Genitori divisi. "La preside ha fatto bene". "No, poca tolleranza"

Avellino.  

Scuola e disciplina, i cancelli chiudono se i genitori portano i bimbi in ritardo. Per chi sbaglia l’ingresso viene concesso, ma solo alla seconda ora. Una scelta di necessità quella adottata dalla preside Angela Tucci dell’istituto comprensivo di via Scandone Giovanni Palatucci. Ma mamme e papà sono divisi, tra chi appoggia la scelta di rigore adottata dalla dirigente e chi, invece, invoca più tolleranza, per chi lavora o arriva da fuori Avellino e ogni mattina deve fare i conti con un capoluogo congestionato nell’ora di punta da un traffico veicolare da record. Insomma davanti i cancelli di via Scandone non si parla d’altro. Inizio settimana difficile per i genitori dei piccoli alunni che, come annunciato dalla circolare della preside, si sono trovati i cancelli chiusi. I gruppi social delle mamme vengono travolti da messaggi di rabbia o soddisfazione, per la scelta. Una circolare della preside ha imposto al personale, nei fatti, di chiudere i cancelli alle 8,20. La tolleranza c’è. Ma andare oltre i venti minuti di “comprensione” per docenti e personale era diventata scelta impossibile.

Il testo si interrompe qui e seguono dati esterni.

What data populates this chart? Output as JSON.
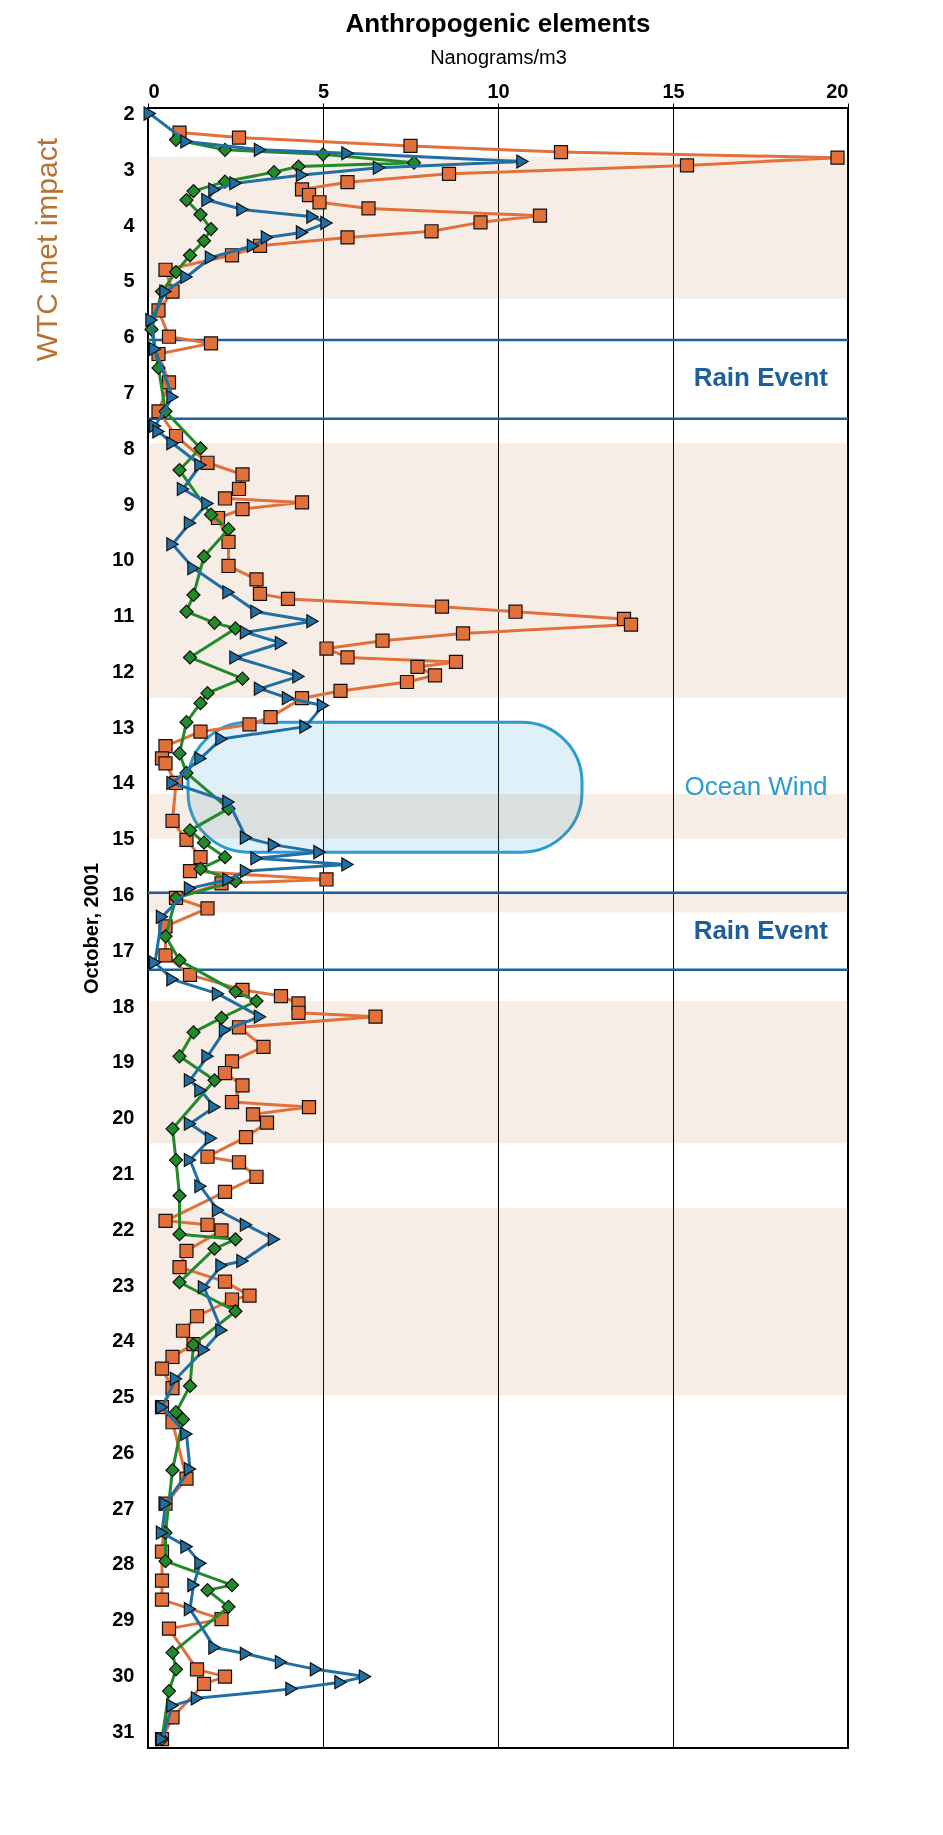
{
  "chart_data": {
    "type": "line",
    "title": "Anthropogenic elements",
    "xlabel": "Nanograms/m3",
    "ylabel": "October, 2001",
    "xlim": [
      0,
      20
    ],
    "xticks": [
      0,
      5,
      10,
      15,
      20
    ],
    "ylim": [
      31.3,
      1.9
    ],
    "yticks": [
      2,
      3,
      4,
      5,
      6,
      7,
      8,
      9,
      10,
      11,
      12,
      13,
      14,
      15,
      16,
      17,
      18,
      19,
      20,
      21,
      22,
      23,
      24,
      25,
      26,
      27,
      28,
      29,
      30,
      31
    ],
    "grid": "x",
    "series": [
      {
        "color": "#e2703a",
        "marker": "square",
        "values": [
          2.34,
          2.43,
          2.58,
          2.69,
          2.79,
          2.93,
          3.08,
          3.23,
          3.36,
          3.46,
          3.59,
          3.7,
          3.83,
          3.95,
          4.11,
          4.22,
          4.37,
          4.54,
          4.8,
          5.19,
          5.53,
          6.0,
          6.12,
          6.31,
          6.82,
          7.34,
          7.78,
          8.26,
          8.47,
          8.73,
          8.9,
          8.97,
          9.09,
          9.25,
          9.68,
          10.11,
          10.35,
          10.61,
          10.7,
          10.84,
          10.93,
          11.06,
          11.16,
          11.32,
          11.45,
          11.59,
          11.75,
          11.83,
          11.92,
          12.07,
          12.19,
          12.35,
          12.48,
          12.82,
          12.95,
          13.08,
          13.34,
          13.56,
          13.65,
          14.0,
          14.68,
          15.02,
          15.33,
          15.58,
          15.73,
          15.8,
          16.06,
          16.25,
          16.57,
          17.09,
          17.44,
          17.71,
          17.82,
          17.95,
          18.12,
          18.19,
          18.38,
          18.73,
          18.99,
          19.2,
          19.42,
          19.72,
          19.81,
          19.94,
          20.09,
          20.35,
          20.7,
          20.8,
          21.06,
          21.33,
          21.85,
          21.92,
          22.02,
          22.39,
          22.68,
          22.94,
          23.19,
          23.26,
          23.56,
          23.82,
          24.06,
          24.29,
          24.5,
          24.85,
          25.19,
          25.46,
          26.47,
          26.92,
          27.78,
          28.3,
          28.64,
          28.99,
          29.16,
          29.89,
          30.02,
          30.15,
          30.75,
          31.14
        ],
        "x": [
          0.9,
          2.6,
          7.5,
          11.8,
          19.7,
          15.4,
          8.6,
          5.7,
          4.4,
          4.6,
          4.9,
          6.3,
          11.2,
          9.5,
          8.1,
          5.7,
          3.2,
          2.4,
          0.5,
          0.7,
          0.3,
          0.6,
          1.8,
          0.3,
          0.6,
          0.3,
          0.8,
          1.7,
          2.7,
          2.6,
          2.2,
          4.4,
          2.7,
          2.0,
          2.3,
          2.3,
          3.1,
          3.2,
          4.0,
          8.4,
          10.5,
          13.6,
          13.8,
          9.0,
          6.7,
          5.1,
          5.7,
          8.8,
          7.7,
          8.2,
          7.4,
          5.5,
          4.4,
          3.5,
          2.9,
          1.5,
          0.5,
          0.4,
          0.5,
          0.8,
          0.7,
          1.1,
          1.5,
          1.2,
          5.1,
          2.1,
          0.8,
          1.7,
          0.5,
          0.5,
          1.2,
          2.7,
          3.8,
          4.3,
          4.3,
          6.5,
          2.6,
          3.3,
          2.4,
          2.2,
          2.7,
          2.4,
          4.6,
          3.0,
          3.4,
          2.8,
          1.7,
          2.6,
          3.1,
          2.2,
          0.5,
          1.7,
          2.1,
          1.1,
          0.9,
          2.2,
          2.9,
          2.4,
          1.4,
          1.0,
          1.3,
          0.7,
          0.4,
          0.7,
          0.4,
          0.7,
          1.1,
          0.5,
          0.4,
          0.4,
          0.4,
          2.1,
          0.6,
          1.4,
          2.2,
          1.6,
          0.7,
          0.4
        ]
      },
      {
        "color": "#238a2a",
        "marker": "diamond",
        "values": [
          2.47,
          2.65,
          2.73,
          2.88,
          2.95,
          3.05,
          3.22,
          3.39,
          3.55,
          3.81,
          4.07,
          4.28,
          4.54,
          4.84,
          5.19,
          5.87,
          6.56,
          7.34,
          8.0,
          8.39,
          9.19,
          9.45,
          9.94,
          10.63,
          10.93,
          11.13,
          11.23,
          11.75,
          12.13,
          12.39,
          12.57,
          12.91,
          13.47,
          13.82,
          14.46,
          14.85,
          15.07,
          15.33,
          15.54,
          15.76,
          16.06,
          16.75,
          17.18,
          17.74,
          17.91,
          18.21,
          18.47,
          18.9,
          19.33,
          20.2,
          20.76,
          21.4,
          22.09,
          22.18,
          22.35,
          22.95,
          23.47,
          24.07,
          24.81,
          25.28,
          25.41,
          26.32,
          27.44,
          27.95,
          28.38,
          28.47,
          28.77,
          29.59,
          29.89,
          30.28,
          31.14
        ],
        "x": [
          0.8,
          2.2,
          5.0,
          7.6,
          4.3,
          3.6,
          2.2,
          1.3,
          1.1,
          1.5,
          1.8,
          1.6,
          1.2,
          0.8,
          0.4,
          0.1,
          0.3,
          0.5,
          1.5,
          0.9,
          1.8,
          2.3,
          1.6,
          1.3,
          1.1,
          1.9,
          2.5,
          1.2,
          2.7,
          1.7,
          1.5,
          1.1,
          0.9,
          1.1,
          2.3,
          1.2,
          1.6,
          2.2,
          1.5,
          2.5,
          0.8,
          0.5,
          0.9,
          2.5,
          3.1,
          2.1,
          1.3,
          0.9,
          1.9,
          0.7,
          0.8,
          0.9,
          0.9,
          2.5,
          1.9,
          0.9,
          2.5,
          1.3,
          1.2,
          0.8,
          1.0,
          0.7,
          0.5,
          0.5,
          2.4,
          1.7,
          2.3,
          0.7,
          0.8,
          0.6,
          0.4
        ]
      },
      {
        "color": "#1f6fa5",
        "marker": "triangle",
        "values": [
          2.0,
          2.5,
          2.65,
          2.71,
          2.86,
          2.97,
          3.1,
          3.25,
          3.36,
          3.55,
          3.72,
          3.85,
          3.96,
          4.13,
          4.22,
          4.37,
          4.58,
          4.93,
          5.19,
          5.7,
          6.22,
          7.08,
          7.6,
          7.7,
          7.91,
          8.3,
          8.73,
          8.99,
          9.34,
          9.72,
          10.15,
          10.58,
          10.93,
          11.1,
          11.3,
          11.49,
          11.75,
          12.09,
          12.31,
          12.48,
          12.61,
          12.99,
          13.21,
          13.56,
          14.0,
          14.34,
          14.98,
          15.11,
          15.24,
          15.35,
          15.46,
          15.58,
          15.73,
          15.89,
          16.4,
          17.22,
          17.52,
          17.78,
          18.19,
          18.43,
          18.9,
          19.33,
          19.51,
          19.81,
          20.11,
          20.37,
          20.76,
          21.23,
          21.66,
          21.92,
          22.18,
          22.57,
          22.65,
          23.04,
          23.81,
          24.16,
          24.68,
          25.19,
          25.67,
          26.3,
          26.92,
          27.44,
          27.69,
          27.99,
          28.38,
          28.81,
          29.5,
          29.61,
          29.76,
          29.89,
          30.02,
          30.12,
          30.24,
          30.41,
          30.54,
          31.14
        ],
        "x": [
          0.05,
          1.1,
          3.2,
          5.7,
          10.7,
          6.6,
          4.4,
          2.5,
          1.9,
          1.7,
          2.7,
          4.7,
          5.1,
          4.4,
          3.4,
          3.0,
          1.8,
          1.1,
          0.5,
          0.1,
          0.2,
          0.7,
          0.2,
          0.3,
          0.7,
          1.5,
          1.0,
          1.7,
          1.2,
          0.7,
          1.3,
          2.3,
          3.1,
          4.7,
          2.8,
          3.8,
          2.5,
          4.3,
          3.2,
          4.0,
          5.0,
          4.5,
          2.1,
          1.5,
          0.7,
          2.3,
          2.8,
          3.6,
          4.9,
          3.1,
          5.7,
          2.8,
          2.3,
          1.2,
          0.4,
          0.2,
          0.7,
          2.0,
          3.2,
          2.2,
          1.7,
          1.2,
          1.5,
          1.9,
          1.2,
          1.8,
          1.2,
          1.5,
          2.0,
          2.8,
          3.6,
          2.7,
          2.1,
          1.6,
          2.1,
          1.6,
          0.8,
          0.4,
          1.1,
          1.2,
          0.5,
          0.4,
          1.1,
          1.5,
          1.3,
          1.2,
          1.9,
          2.8,
          3.8,
          4.8,
          6.2,
          5.5,
          4.1,
          1.4,
          0.7,
          0.4
        ]
      }
    ],
    "ref_lines": [
      {
        "axis": "y",
        "value": 6.06,
        "label": "Rain Event",
        "color": "#1f5f99"
      },
      {
        "axis": "y",
        "value": 7.47,
        "label": null,
        "color": "#1f5f99"
      },
      {
        "axis": "y",
        "value": 15.97,
        "label": "Rain Event",
        "color": "#1f5f99"
      },
      {
        "axis": "y",
        "value": 17.35,
        "label": null,
        "color": "#1f5f99"
      }
    ],
    "bands": [
      {
        "axis": "y",
        "from": 12.91,
        "to": 15.24,
        "label": "Ocean Wind",
        "color": "#2b9bd1"
      },
      {
        "axis": "y",
        "from": 2.77,
        "to": 5.32,
        "label": null,
        "color": "#b87333"
      },
      {
        "axis": "y",
        "from": 7.91,
        "to": 12.48,
        "label": null,
        "color": "#b87333"
      },
      {
        "axis": "y",
        "from": 14.2,
        "to": 15.0,
        "label": null,
        "color": "#b87333"
      },
      {
        "axis": "y",
        "from": 15.93,
        "to": 16.32,
        "label": null,
        "color": "#b87333"
      },
      {
        "axis": "y",
        "from": 17.91,
        "to": 20.46,
        "label": null,
        "color": "#b87333"
      },
      {
        "axis": "y",
        "from": 21.62,
        "to": 24.98,
        "label": null,
        "color": "#b87333"
      }
    ],
    "annotations": [
      "WTC met impact"
    ]
  }
}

L’orario di ingresso per gli alunni della primaria è fissato alle 8.15. Di tolleranza in tolleranza, si è arrivati ad accettare l’ingresso in aula dei bambini fino alle 8.30. Ma, a quanto riferiscono la dirigente Angela Tucci, le maestre ed anche il personale non docente, sembra che quello del ritardo sistematico sia diventata ormai un’abitudine.

Troppi genitori e familiari avrebbero approfittato della disponibilità ad accogliere i piccini, anche se le lancette dell’orologio fossero arrivate fino alle otto e trenta, e la campanella avesse sonoramente trillato alle 8,15. Una prassi. Insomma, la dirigente ha dovuto correre ai ripari. Porte chiuse, dunque, e nessuna possibilità di accesso. All’interno le attività devono partire unitariamente e senza distrazioni. 

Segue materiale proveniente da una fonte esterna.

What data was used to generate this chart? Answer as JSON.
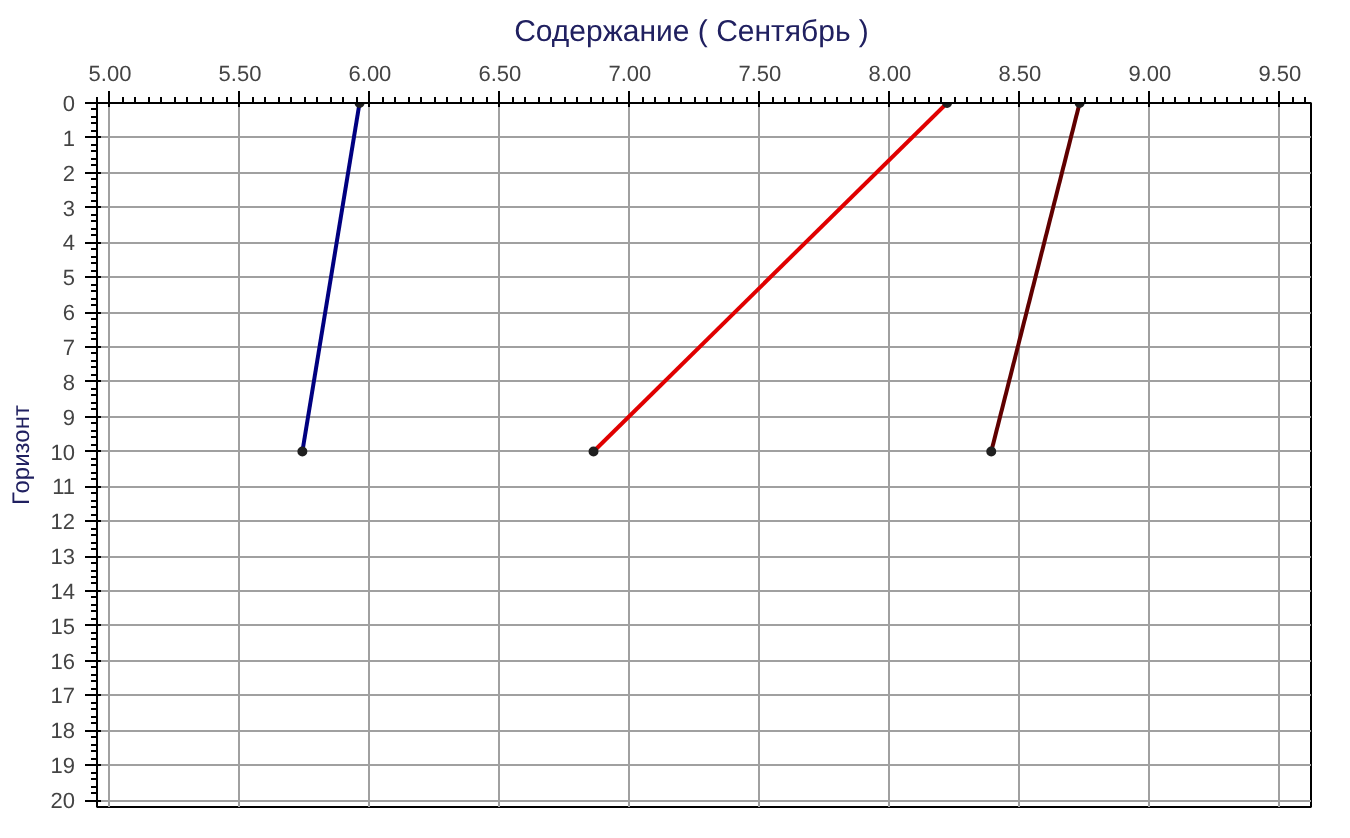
{
  "chart_data": {
    "type": "line",
    "title": "Содержание    ( Сентябрь )",
    "ylabel": "Горизонт",
    "xlim": [
      4.95,
      9.62
    ],
    "xticks": [
      {
        "value": 5,
        "label": "5.00"
      },
      {
        "value": 5.5,
        "label": "5.50"
      },
      {
        "value": 6,
        "label": "6.00"
      },
      {
        "value": 6.5,
        "label": "6.50"
      },
      {
        "value": 7,
        "label": "7.00"
      },
      {
        "value": 7.5,
        "label": "7.50"
      },
      {
        "value": 8,
        "label": "8.00"
      },
      {
        "value": 8.5,
        "label": "8.50"
      },
      {
        "value": 9,
        "label": "9.00"
      },
      {
        "value": 9.5,
        "label": "9.50"
      }
    ],
    "ylim": [
      20.2,
      0
    ],
    "yticks": [
      0,
      1,
      2,
      3,
      4,
      5,
      6,
      7,
      8,
      9,
      10,
      11,
      12,
      13,
      14,
      15,
      16,
      17,
      18,
      19,
      20
    ],
    "grid": true,
    "marker": "circle",
    "line_style": "solid",
    "series": [
      {
        "color": "#000080",
        "x": [
          5.96,
          5.74
        ],
        "values": [
          0,
          10
        ]
      },
      {
        "color": "#e00000",
        "x": [
          8.22,
          6.86
        ],
        "values": [
          0,
          10
        ]
      },
      {
        "color": "#600000",
        "x": [
          8.73,
          8.39
        ],
        "values": [
          0,
          10
        ]
      }
    ]
  }
}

Insomma, per chi sgarra l’ingresso è consentito alla seconda ora.

“La cosa che ci ha fatto più arrabbiare – aggiungono i genitori rimasti in attesa dell’apertura delle porte per circa un’ora – è stato il fatto che nonostante noi bussassimo per chiedere di far entrare i bambini almeno nell’atrio, nessuno ci forniva risposte. I bidelli pare avessero avuto disposizioni di non scendere dal piano superiore".